Despite finding better personal balance, one of my classmates said during our end-of-the-year intern retreat that he wasn’t sure he liked the person he was becoming. This resonated with all of us. In intern year, each of us can recall instances when we’ve become more abrupt with family, short with sales clerks, perhaps impatient or even disdainful with patients. However, as difficult as our lives may be at times, as grueling as it may be to work night shift after night shift, we cannot lose track of our fundamental purpose of being healers and advocates for our patients. It’s a profound privilege that we have to take care of patients in the time of their greatest need. It’s a profound honor that families place care of their loved ones in our hands.

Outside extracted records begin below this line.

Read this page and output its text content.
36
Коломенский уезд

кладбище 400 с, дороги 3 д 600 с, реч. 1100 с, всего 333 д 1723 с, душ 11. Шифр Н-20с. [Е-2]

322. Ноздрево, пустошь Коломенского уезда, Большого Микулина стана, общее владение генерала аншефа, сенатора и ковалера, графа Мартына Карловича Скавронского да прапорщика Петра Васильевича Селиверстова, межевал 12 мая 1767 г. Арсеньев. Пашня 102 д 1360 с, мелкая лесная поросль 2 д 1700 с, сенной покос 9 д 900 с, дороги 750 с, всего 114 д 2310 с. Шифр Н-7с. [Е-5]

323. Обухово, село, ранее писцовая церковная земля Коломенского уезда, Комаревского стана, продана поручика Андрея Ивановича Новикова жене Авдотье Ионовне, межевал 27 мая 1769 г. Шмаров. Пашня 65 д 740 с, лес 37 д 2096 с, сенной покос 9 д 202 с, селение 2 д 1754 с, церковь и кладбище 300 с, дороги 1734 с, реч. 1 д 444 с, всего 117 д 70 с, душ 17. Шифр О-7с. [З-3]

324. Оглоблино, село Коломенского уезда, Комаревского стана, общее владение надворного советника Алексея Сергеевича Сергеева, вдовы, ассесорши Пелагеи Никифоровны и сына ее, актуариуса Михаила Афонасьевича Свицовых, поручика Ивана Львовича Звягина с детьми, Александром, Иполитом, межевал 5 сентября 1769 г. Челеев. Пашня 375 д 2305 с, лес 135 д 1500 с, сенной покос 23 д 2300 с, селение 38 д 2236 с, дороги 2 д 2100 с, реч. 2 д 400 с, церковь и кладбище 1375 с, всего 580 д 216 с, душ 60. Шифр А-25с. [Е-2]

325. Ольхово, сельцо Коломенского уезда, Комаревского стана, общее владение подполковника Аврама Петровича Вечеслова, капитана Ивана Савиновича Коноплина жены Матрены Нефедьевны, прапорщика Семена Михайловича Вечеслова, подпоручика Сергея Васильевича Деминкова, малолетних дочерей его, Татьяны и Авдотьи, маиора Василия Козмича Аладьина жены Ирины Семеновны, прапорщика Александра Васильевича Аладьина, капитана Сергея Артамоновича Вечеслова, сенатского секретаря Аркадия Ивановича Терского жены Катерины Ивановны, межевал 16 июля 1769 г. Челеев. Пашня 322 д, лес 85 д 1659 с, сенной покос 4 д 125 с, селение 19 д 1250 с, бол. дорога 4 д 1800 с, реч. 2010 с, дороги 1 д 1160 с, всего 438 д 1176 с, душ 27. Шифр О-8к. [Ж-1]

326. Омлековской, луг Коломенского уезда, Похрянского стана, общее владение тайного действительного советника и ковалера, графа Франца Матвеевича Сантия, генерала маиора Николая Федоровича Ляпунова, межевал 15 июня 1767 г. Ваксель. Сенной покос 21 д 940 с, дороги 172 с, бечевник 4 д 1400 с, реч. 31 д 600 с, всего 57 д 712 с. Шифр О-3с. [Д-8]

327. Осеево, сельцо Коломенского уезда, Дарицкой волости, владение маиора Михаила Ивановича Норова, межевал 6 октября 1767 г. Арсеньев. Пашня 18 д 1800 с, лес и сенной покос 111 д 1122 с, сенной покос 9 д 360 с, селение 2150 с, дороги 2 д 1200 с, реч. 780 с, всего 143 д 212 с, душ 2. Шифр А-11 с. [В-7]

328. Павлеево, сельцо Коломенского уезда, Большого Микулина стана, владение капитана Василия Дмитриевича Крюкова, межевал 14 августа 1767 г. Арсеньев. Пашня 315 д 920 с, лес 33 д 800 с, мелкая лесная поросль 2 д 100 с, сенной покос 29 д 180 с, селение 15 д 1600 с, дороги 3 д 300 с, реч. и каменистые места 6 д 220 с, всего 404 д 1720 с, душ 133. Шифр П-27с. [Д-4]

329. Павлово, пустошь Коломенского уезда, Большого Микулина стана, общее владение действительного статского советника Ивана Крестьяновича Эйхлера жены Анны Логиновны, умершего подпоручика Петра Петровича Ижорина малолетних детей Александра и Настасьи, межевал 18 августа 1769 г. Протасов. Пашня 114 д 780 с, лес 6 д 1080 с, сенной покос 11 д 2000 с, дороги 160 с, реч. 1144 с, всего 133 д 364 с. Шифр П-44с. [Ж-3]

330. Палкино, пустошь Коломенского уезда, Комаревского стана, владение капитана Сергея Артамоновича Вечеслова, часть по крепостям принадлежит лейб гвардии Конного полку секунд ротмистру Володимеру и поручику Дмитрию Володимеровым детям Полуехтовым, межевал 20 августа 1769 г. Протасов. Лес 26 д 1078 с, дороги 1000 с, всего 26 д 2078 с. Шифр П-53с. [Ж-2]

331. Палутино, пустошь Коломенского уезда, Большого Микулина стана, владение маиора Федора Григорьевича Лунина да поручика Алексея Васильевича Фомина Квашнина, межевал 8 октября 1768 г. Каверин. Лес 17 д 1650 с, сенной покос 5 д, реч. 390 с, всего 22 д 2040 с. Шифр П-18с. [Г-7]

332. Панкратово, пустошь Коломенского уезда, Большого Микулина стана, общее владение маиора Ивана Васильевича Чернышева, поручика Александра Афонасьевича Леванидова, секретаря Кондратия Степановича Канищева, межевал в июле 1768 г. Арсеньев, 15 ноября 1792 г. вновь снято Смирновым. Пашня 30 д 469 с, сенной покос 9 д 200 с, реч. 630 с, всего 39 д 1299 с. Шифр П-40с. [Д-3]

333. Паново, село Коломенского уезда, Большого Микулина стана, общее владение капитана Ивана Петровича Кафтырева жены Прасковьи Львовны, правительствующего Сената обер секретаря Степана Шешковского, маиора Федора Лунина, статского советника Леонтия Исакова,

“That was an awesome day. Thanks for showing me around!”

I smile. It’s the end of Ben’s first shift. His hair, impeccably groomed ten hours ago, sticks out in the back and strands point towards the ceiling. His face bears the telltale imprints of mask and eyeshield. His blue tie is flecked with blood. (I feel sure that from now on, his attire will consist of scrubs.) I wonder what Ben’s reflections after intern year will be. I know that he, too, will develop clinically and grow into his professional role. I hope that he finds his intellectual pursuits rewarding and his personal balance satisfying. Above all, I hope he retains his humanism, his ideals for why he chose to enter this healing profession of medicine.